In [33]:
import matplotlib.pyplot as plt
import numpy as np
import utils

%matplotlib inline

## Exploratory Data Analysis
One of the challenges with this dataset was that all of its attributes, save for the test scores, were categorical. One of the advantages was that many of the categories were binary (lunch status/test completion/gender), and that was something we wanted to look into in more detail. As our initial plan involved decision trees and forests, we were hopeful that grouping by binary attributes would prove useful.

In [30]:
def make_dot_chart(table, s_att, s_ops, s_labels, chart_title):
    '''
        Create a dot/strip chart of frequency based on att
    '''
    title = "Score Distribution by " + chart_title
    fname = chart_title.lower().replace(' ', '_') + '_plot.pdf'

    m1 = [int(x[-3].strip('"')) for x in table if x[s_att] == s_ops[0]]
    m2 = [int(x[-3].strip('"')) for x in table if x[s_att] == s_ops[1]]

    r1 = [int(x[-2].strip('"')) for x in table if x[s_att] == s_ops[0]]
    r2 = [int(x[-2].strip('"')) for x in table if x[s_att] == s_ops[1]]

    w1 = [int(x[-1].strip('"')) for x in table if x[s_att] == s_ops[0]]
    w2 = [int(x[-1].strip('"')) for x in table if x[s_att] == s_ops[1]]

    gps = [m1, m2, r1, r2, w1, w2]
    y_vals = [[y + 1 for i in range(len(group))] for y, group in enumerate(gps)]

    plt.figure()
    plt.title(title)
    plt.xlabel("Raw Exam Score out of 100")
    avxs = [np.mean(x) for x in gps]
    avys = [y_vals[x][0] for x in range(len(avxs))]
    colors = ['olive', 'purple', 'orange', 'crimson',  'slateblue', 'mediumturquoise']
    for i, g in enumerate(gps):
        plt.scatter(g, y_vals[i], marker='.', s=500, alpha=0.05, color=colors[i])

    plt.scatter(avxs,avys, marker='x', s=250, alpha=1.0, c='black')
    ytks = avys
    ylbs = ['Math-' + s_labels[0], 'Math-' + s_labels[1],
            'Reading-' + s_labels[0], 'Reading-' + s_labels[1],
            'Writing-' + s_labels[0], 'Writing-' + s_labels[1],]
    plt.yticks(ticks=ytks, labels=ylbs)
    
    plt.grid(True)
    plt.tight_layout()
    plt.show()

In [37]:
f = 'StudentsPerformance.csv'
students = utils.read_table(f)
h = students[0]
s = utils.strip_quotation_marks_list(students[1:])
# make_dot_chart(s, 0, ['female', 'male'], ["Female", "Male"], "Gender")
# make_dot_chart(s, 3, ['standard', 'free/reduced'], ["Standard", "Free/Reduced"], "Lunch Status")
# make_dot_chart(s, 4, ['completed', 'none'], ["Prep Course", "No Prep Course"], "Preparation Course Completion")

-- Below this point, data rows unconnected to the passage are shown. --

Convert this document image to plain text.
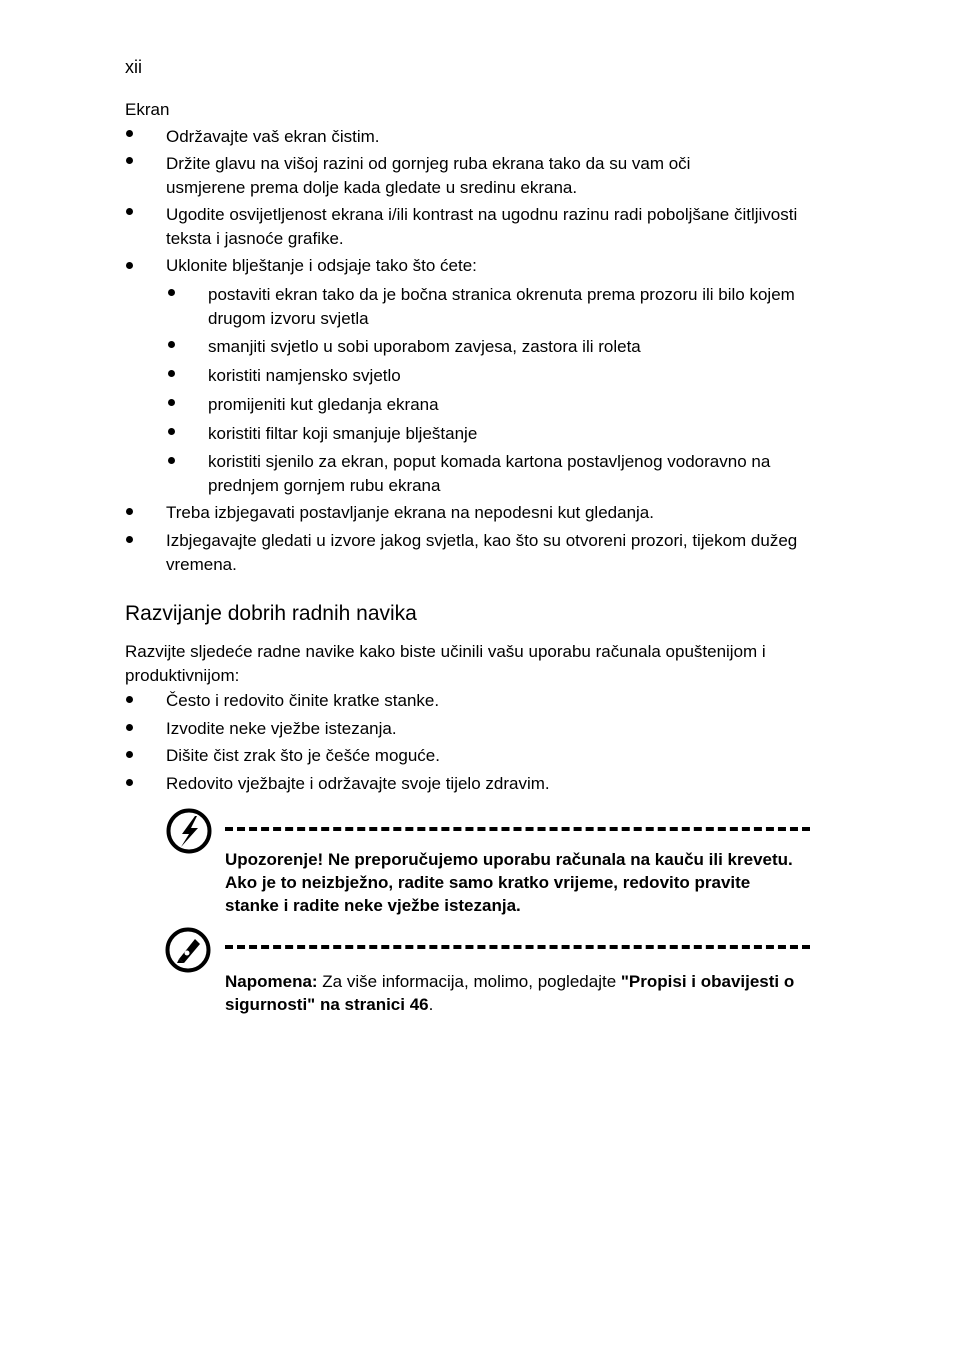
xii
Ekran
Održavajte vaš ekran čistim.
Držite glavu na višoj razini od gornjeg ruba ekrana tako da su vam oči usmjerene prema dolje kada gledate u sredinu ekrana.
Ugodite osvijetljenost ekrana i/ili kontrast na ugodnu razinu radi poboljšane čitljivosti teksta i jasnoće grafike.
Uklonite blještanje i odsjaje tako što ćete:
postaviti ekran tako da je bočna stranica okrenuta prema prozoru ili bilo kojem drugom izvoru svjetla
smanjiti svjetlo u sobi uporabom zavjesa, zastora ili roleta
koristiti namjensko svjetlo
promijeniti kut gledanja ekrana
koristiti filtar koji smanjuje blještanje
koristiti sjenilo za ekran, poput komada kartona postavljenog vodoravno na prednjem gornjem rubu ekrana
Treba izbjegavati postavljanje ekrana na nepodesni kut gledanja.
Izbjegavajte gledati u izvore jakog svjetla, kao što su otvoreni prozori, tijekom dužeg vremena.
Razvijanje dobrih radnih navika
Razvijte sljedeće radne navike kako biste učinili vašu uporabu računala opuštenijom i produktivnijom:
Često i redovito činite kratke stanke.
Izvodite neke vježbe istezanja.
Dišite čist zrak što je češće moguće.
Redovito vježbajte i održavajte svoje tijelo zdravim.
Upozorenje! Ne preporučujemo uporabu računala na kauču ili krevetu. Ako je to neizbježno, radite samo kratko vrijeme, redovito pravite stanke i radite neke vježbe istezanja.
Napomena: Za više informacija, molimo, pogledajte "Propisi i obavijesti o sigurnosti" na stranici 46.
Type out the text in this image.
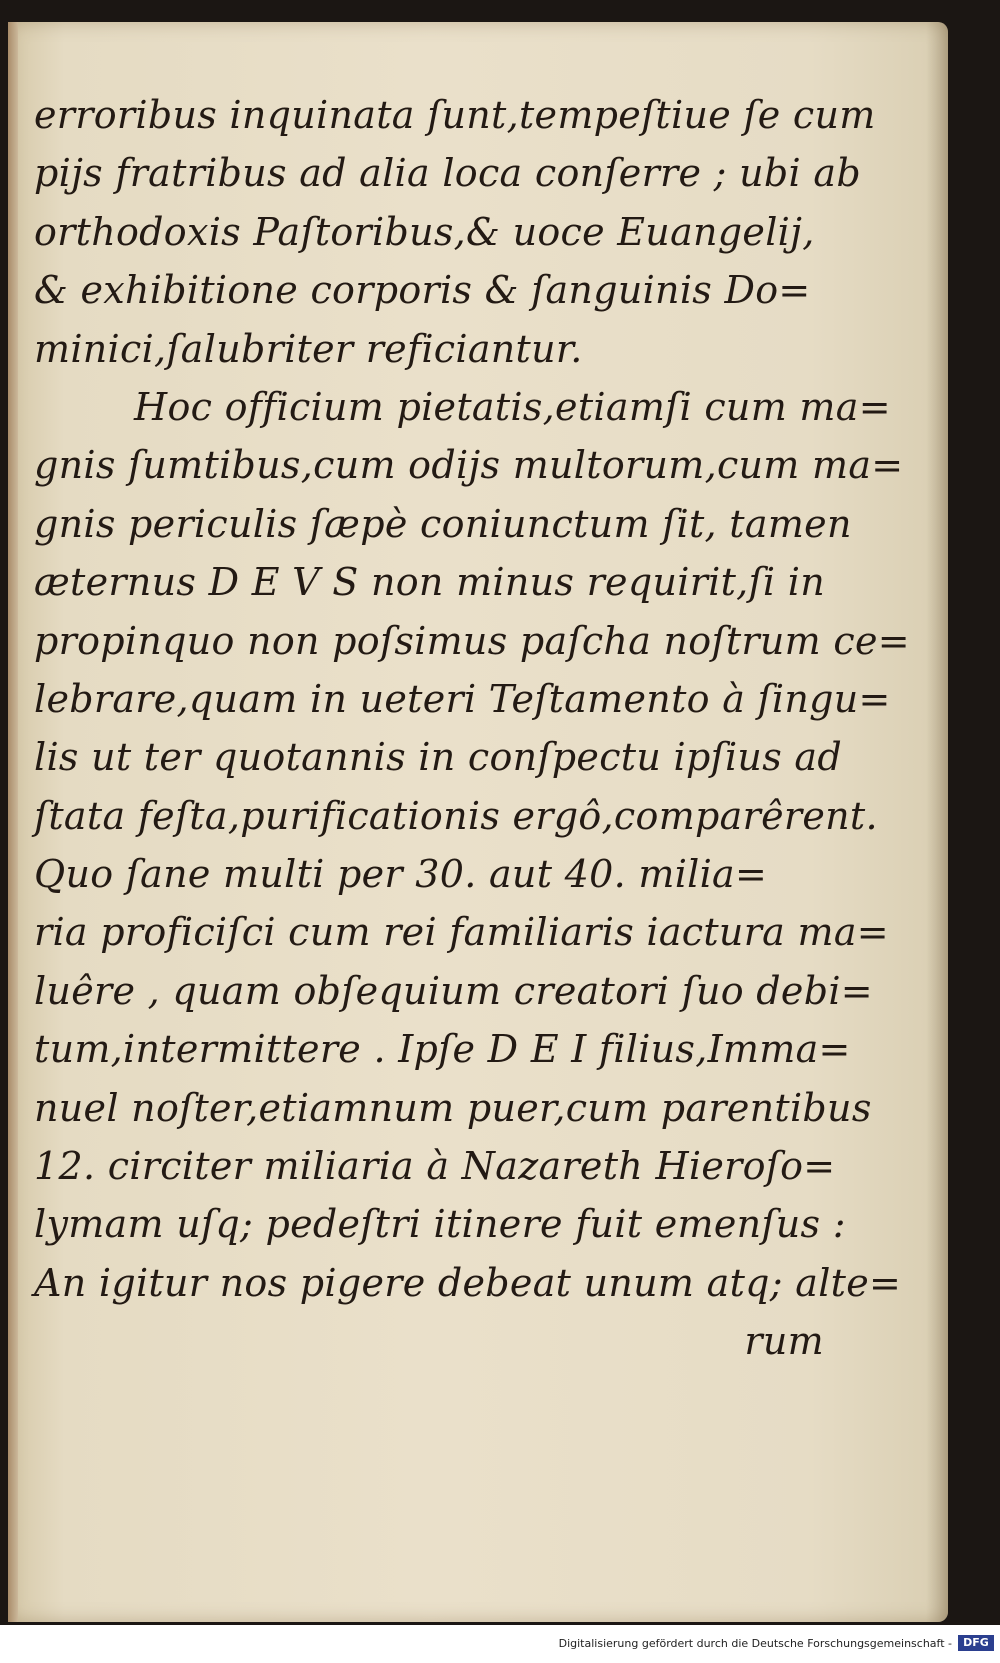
erroribus inquinata ſunt,tempeſtiue ſe cum
pijs fratribus ad alia loca conſerre ; ubi ab
orthodoxis Paſtoribus,& uoce Euangelij,
& exhibitione corporis & ſanguinis Do=
minici,ſalubriter reficiantur.
Hoc officium pietatis,etiamſi cum ma=
gnis ſumtibus,cum odijs multorum,cum ma=
gnis periculis ſæpè coniunctum ſit, tamen
æternus D E V S non minus requirit,ſi in
propinquo non poſsimus paſcha noſtrum ce=
lebrare,quam in ueteri Teſtamento à ſingu=
lis ut ter quotannis in conſpectu ipſius ad
ſtata feſta,purificationis ergô,comparêrent.
Quo ſane multi per 30. aut 40. milia=
ria proficiſci cum rei familiaris iactura ma=
luêre , quam obſequium creatori ſuo debi=
tum,intermittere . Ipſe D E I filius,Imma=
nuel noſter,etiamnum puer,cum parentibus
12. circiter miliaria à Nazareth Hieroſo=
lymam uſq; pedeſtri itinere fuit emenſus :
An igitur nos pigere debeat unum atq; alte=
rum
Digitalisierung gefördert durch die Deutsche Forschungsgemeinschaft -	DFG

AttributeError: module 'utils' has no attribute 'strip_quotation_marks_list'

This data was interesting to look at. Math seemed to be the subject that varied the most across all three groupings, while writing and reading seemed very similar to one another. After experimenting with results classifying as grades (A, B, C, D, F), we decided the simplest approach would be to try and predict whether or not a score was passing (>= 60) or failing. This was represented numerically as a 0 for failing and a 1 for passing.

### Neural Network
This was our new topic, and one of the more difficult things we attempted. What we ended up with was less a "Neural Network" and more a "Best Neuron" predictor. This was because we did not acheive any hidden layers between input and output, only a single neuron. This way, we were not required to do backpropagation in order to teach the system, we only had to update the weights of the single output neuron. 

Starting this endeavor, we had to convert all of our attributes to numbers. We converted lunch status to 1 (free/reduced) or 2 (standard), preparation course to 0 (no course) or 1 (completed), parents education to 1 (high school degree or some highschool), 2 (associate's degree or some college) or 3 (college or masters degree).